Auch in Mecklenburg-Vorpommern gewann die CDU am Sonntag auf Kreisebene die Kommunalwahlen. Wie die Landeswahlleiterin am Montag mitteilte, kamen die Christdemokraten auf 33,0 Prozent und gewannen gegenüber 2009 1,2 Punkte hinzu. Ihr bestes Ergebnis holte die CDU mit 41,1 Prozent im Kreis Vorpommern-Rügen, wo Bundeskanzlerin Angela Merkel (CDU) ihren Bundestagswahlkreis hat. Die Linkspartei und die SPD verloren jeweils leicht an Stimmen. Die NPD erreichte im Landkreis Vorpommern-Greifswald 6,6 Prozent (minus 2,3 Punkte).

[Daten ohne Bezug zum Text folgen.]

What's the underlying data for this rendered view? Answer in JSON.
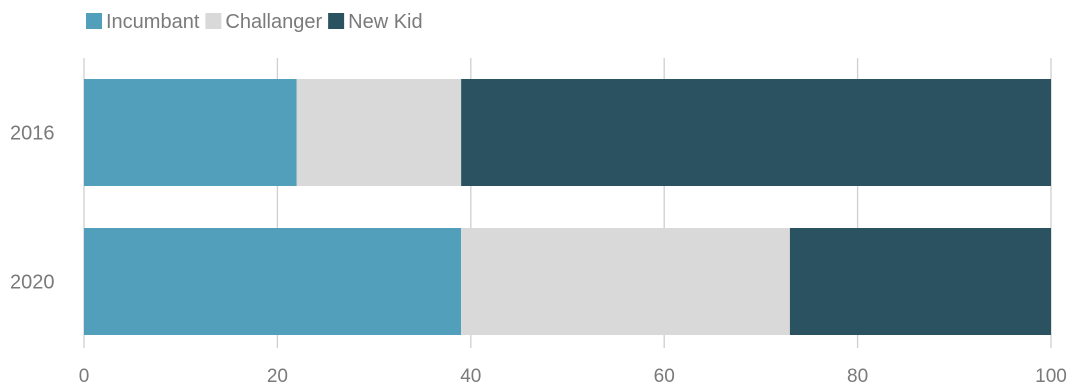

Insgesamt waren rund 39 Millionen Menschen zwischen Ostsee und Bodensee zur Wahl der Kreistage, Stadträte und Gemeinderäte aufgerufen. Vielerorts wurden auch Bürgermeister, Landräte und Oberbürgermeister neu gewählt. Neue Kommunalparlamente wurden auch in Nordrhein-Westfalen, Baden-Württemberg, Rheinland-Pfalz, Hamburg sowie im Saarland gewählt.